Dale Gray

Personal information
- Date of birth: 15 February 1978 (age 48)
- Place of birth: Edinburgh, Scotland
- Height: 6 ft 0 in (1.83 m)
- Positions: Defender; midfielder;

Youth career
- 1994–1995: Dundee United

Senior career*
- Years: Team / Apps / (Gls)
- 1995–1999: Dundee United / 0 / (0)
- 1999–2000: Sligo Rovers / 6 / (3)
- 2000: Cowdenbeath / 10 / (4)
- 2000–2003: Berwick / 41 / (0)

= Dale Gray =

Scottish footballer

Dale Gray (born 15 February 1978 in Edinburgh) is a retired Scottish footballer who played in centre-back or midfielder.

== Career ==
Gray began his career with Dundee United and made two appearances in the 1995–96 Scottish Challenge Cup campaign, featuring in the quarter- and semi-final victories, but failed to appear in the league.
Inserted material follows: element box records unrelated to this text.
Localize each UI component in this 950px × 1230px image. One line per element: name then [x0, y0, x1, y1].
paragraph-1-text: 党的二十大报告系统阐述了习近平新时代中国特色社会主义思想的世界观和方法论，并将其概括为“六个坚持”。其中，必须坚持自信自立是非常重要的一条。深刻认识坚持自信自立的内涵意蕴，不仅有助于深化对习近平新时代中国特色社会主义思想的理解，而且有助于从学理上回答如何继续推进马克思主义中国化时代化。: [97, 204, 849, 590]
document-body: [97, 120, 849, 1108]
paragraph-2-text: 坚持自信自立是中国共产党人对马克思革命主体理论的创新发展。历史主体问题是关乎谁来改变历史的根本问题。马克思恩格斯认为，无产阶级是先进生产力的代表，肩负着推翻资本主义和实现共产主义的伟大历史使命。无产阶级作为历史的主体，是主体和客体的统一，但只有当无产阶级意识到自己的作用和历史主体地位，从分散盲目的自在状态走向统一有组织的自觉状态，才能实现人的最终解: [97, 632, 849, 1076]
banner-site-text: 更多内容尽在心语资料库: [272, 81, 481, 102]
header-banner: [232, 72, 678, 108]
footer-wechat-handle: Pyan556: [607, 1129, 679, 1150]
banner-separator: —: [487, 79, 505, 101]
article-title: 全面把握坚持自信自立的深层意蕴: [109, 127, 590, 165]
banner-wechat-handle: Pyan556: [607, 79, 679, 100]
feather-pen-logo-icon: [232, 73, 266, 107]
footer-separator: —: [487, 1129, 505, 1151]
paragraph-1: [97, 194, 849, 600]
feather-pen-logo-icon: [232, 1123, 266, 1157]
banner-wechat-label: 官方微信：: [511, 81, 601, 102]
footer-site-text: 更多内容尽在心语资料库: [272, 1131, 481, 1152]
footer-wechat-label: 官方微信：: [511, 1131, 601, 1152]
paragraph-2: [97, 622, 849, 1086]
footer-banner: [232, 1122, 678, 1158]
Following his release from Dundee United in June 1999, Gray moved to Ireland with Sligo Rovers, who were managed by his former United teammate Jim McInally, before coming back to Scotland to finish the season with Cowdenbeath. In September 2000, Gray moved to Berwick Rangers, where he spent three seasons before his release in June 2003.